By Alexei Malgavko, AFP /Pikhtovoye, Russia
Only five other people live in Galina Yermolova’s tiny Siberian village Pikhtovoye, isolated from the world by the dense taiga — swampy coniferous forest — and a swamp.
One of the other people is her husband.
Every week, she travels 16km through the forest to the nearest post office in a larger village to collect the post, supplies and pensions for her neighbours.
“We used to go by tractor.

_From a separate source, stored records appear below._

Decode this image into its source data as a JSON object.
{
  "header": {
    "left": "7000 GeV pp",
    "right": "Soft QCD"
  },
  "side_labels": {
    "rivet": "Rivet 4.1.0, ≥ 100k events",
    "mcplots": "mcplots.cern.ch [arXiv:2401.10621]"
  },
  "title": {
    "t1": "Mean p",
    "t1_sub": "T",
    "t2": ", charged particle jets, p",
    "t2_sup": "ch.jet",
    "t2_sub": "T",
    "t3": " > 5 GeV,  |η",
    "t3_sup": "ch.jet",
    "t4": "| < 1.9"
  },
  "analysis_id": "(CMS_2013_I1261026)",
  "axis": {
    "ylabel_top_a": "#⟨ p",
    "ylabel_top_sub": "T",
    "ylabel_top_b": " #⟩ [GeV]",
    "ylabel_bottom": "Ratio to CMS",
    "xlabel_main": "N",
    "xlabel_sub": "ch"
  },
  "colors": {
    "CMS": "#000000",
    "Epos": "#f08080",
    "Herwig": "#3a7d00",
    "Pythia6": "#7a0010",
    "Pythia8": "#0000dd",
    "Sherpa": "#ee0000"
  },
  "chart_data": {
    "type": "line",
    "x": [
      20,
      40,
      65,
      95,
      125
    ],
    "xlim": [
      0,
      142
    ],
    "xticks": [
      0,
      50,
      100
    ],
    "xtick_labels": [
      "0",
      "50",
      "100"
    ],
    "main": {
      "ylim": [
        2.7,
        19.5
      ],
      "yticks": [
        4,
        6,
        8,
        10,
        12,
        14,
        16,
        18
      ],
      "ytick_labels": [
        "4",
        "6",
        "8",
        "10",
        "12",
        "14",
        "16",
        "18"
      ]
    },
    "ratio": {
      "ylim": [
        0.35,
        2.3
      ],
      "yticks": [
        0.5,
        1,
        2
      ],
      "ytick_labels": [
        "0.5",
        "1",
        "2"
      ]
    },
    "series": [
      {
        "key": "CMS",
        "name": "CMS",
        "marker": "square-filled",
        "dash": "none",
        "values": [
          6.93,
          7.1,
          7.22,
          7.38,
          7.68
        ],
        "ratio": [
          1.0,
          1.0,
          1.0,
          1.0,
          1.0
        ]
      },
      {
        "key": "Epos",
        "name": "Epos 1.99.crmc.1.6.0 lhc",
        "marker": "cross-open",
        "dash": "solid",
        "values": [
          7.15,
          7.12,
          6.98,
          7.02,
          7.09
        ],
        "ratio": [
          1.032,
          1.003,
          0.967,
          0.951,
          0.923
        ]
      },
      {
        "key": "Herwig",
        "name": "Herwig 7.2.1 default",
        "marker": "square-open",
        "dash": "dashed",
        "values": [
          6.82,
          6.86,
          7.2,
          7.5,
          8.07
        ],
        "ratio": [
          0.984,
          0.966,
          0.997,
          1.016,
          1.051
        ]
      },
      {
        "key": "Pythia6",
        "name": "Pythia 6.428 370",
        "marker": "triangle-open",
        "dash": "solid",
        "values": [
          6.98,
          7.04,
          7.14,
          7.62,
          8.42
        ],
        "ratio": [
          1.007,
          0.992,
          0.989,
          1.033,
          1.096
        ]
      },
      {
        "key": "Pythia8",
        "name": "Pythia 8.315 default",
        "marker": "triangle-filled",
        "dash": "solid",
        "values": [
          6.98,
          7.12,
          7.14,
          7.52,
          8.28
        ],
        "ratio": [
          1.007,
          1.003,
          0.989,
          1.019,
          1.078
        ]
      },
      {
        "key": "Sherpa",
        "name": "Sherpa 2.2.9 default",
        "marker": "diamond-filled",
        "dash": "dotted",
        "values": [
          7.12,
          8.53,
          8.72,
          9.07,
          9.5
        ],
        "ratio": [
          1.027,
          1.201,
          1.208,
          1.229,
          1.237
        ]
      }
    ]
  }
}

It would take us three hours,” the 56-year-old said.
But recently, the couple’s son gave them a life-changing gift: a huge-wheeled monster truck built by a friend that can plough through the muddy tracks much faster.

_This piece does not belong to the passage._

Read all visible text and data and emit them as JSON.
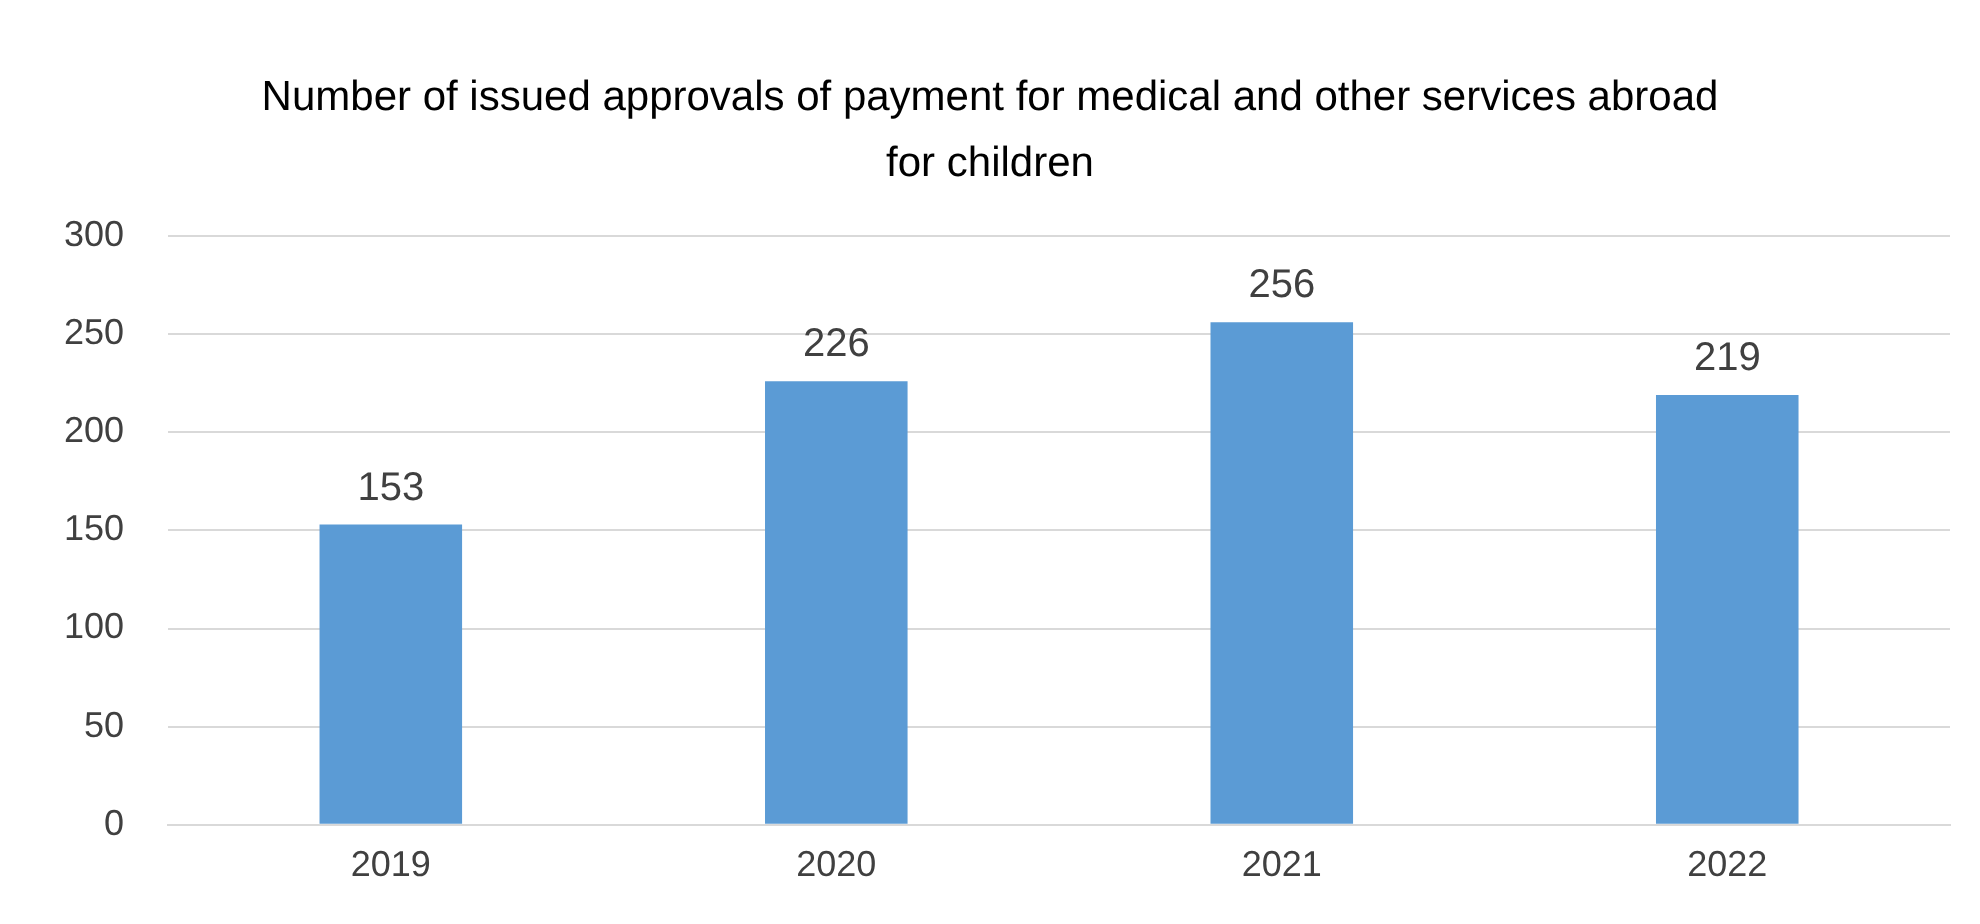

With her husband at the wheel, Yermolova can now reach the post office in an hour.
It’s still a bumpy ride and in the summer she holds onto the open roof, laughing, while her husband is refreshed by the breeze of a fan attached to the side of the vehicle.

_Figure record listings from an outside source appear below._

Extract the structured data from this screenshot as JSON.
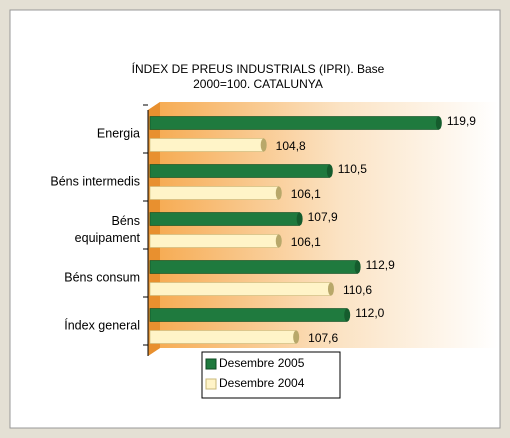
{
  "chart_data": {
    "type": "bar",
    "orientation": "horizontal",
    "title": "ÍNDEX DE PREUS INDUSTRIALS (IPRI). Base\n2000=100. CATALUNYA",
    "categories": [
      "Energia",
      "Béns intermedis",
      "Béns\nequipament",
      "Béns consum",
      "Índex general"
    ],
    "series": [
      {
        "name": "Desembre 2005",
        "color": "#1f7a3e",
        "values": [
          119.9,
          110.5,
          107.9,
          112.9,
          112.0
        ],
        "value_labels": [
          "119,9",
          "110,5",
          "107,9",
          "112,9",
          "112,0"
        ]
      },
      {
        "name": "Desembre 2004",
        "color": "#fff4c8",
        "values": [
          104.8,
          106.1,
          106.1,
          110.6,
          107.6
        ],
        "value_labels": [
          "104,8",
          "106,1",
          "106,1",
          "110,6",
          "107,6"
        ]
      }
    ],
    "xlim": [
      95,
      125
    ]
  }
}
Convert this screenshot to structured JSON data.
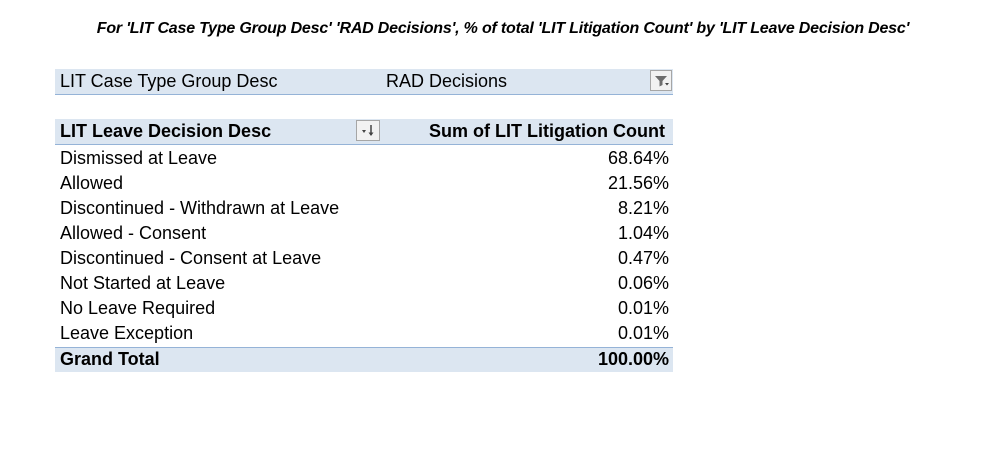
{
  "title": "For 'LIT Case Type Group Desc' 'RAD Decisions', % of total 'LIT Litigation Count' by 'LIT Leave Decision Desc'",
  "filter": {
    "field": "LIT Case Type Group Desc",
    "value": "RAD Decisions",
    "icon": "filter-dropdown-icon"
  },
  "pivot": {
    "row_header": "LIT Leave Decision Desc",
    "value_header": "Sum of LIT Litigation Count",
    "sort_icon": "sort-descending-icon",
    "rows": [
      {
        "label": "Dismissed at Leave",
        "value": "68.64%"
      },
      {
        "label": "Allowed",
        "value": "21.56%"
      },
      {
        "label": "Discontinued - Withdrawn at Leave",
        "value": "8.21%"
      },
      {
        "label": "Allowed - Consent",
        "value": "1.04%"
      },
      {
        "label": "Discontinued - Consent at Leave",
        "value": "0.47%"
      },
      {
        "label": "Not Started at Leave",
        "value": "0.06%"
      },
      {
        "label": "No Leave Required",
        "value": "0.01%"
      },
      {
        "label": "Leave Exception",
        "value": "0.01%"
      }
    ],
    "total": {
      "label": "Grand Total",
      "value": "100.00%"
    }
  },
  "colors": {
    "header_fill": "#dce6f1",
    "header_border": "#95b3d7"
  }
}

Once in the bigger village of Imshegal, home to around 100 people, she climbs down from the machine using a makeshift cloth step hanging from the back.
Cows roam outside the post office, one of the largely wooden village’s few brick buildings.
There, Yermolova loads basic goods such as sugar, washing-up liquid and shampoo, which have already come from a town some 100km away, onto her truck.
Back in Pikhtovoye, she distributes them to her neighbours.
Being a postwoman has given Yermolova the opportunity to socialise.
“There are only six of us here,” she said. “For me, this job is about being able to talk to people.”
But Yermolova remembers different times.
In the late 1980s, around 450 people lived in Pikhtovoye.
By the mid-1990s, the local school closed down and mainly elderly villagers remained.
In busier times, Yermolova worked as a teacher, then as a librarian and a shop assistant.
“When all those professions ceased to exist (in the village), I had to join the post office,” she said.
Yermolova and her husband, who works in forestry, are the only villagers with a job.
For her neighbours, Yermolova — who they call “Galya”, the affectionate version of her name — is much more than a postwoman.
In an isolated community 400km from the southern Siberian regional hub of Omsk — three time zones away from Moscow — Yermolova also brings something valuable with her: the news.
“Galya finds out what’s going on in neighbouring villages, if something has happened,” said 58-year-old villager Vladimir Negoyev, perched on a haystack while smoking.
“Otherwise what would we do? We have TVs with 120 channels, but how would we know what happens here?”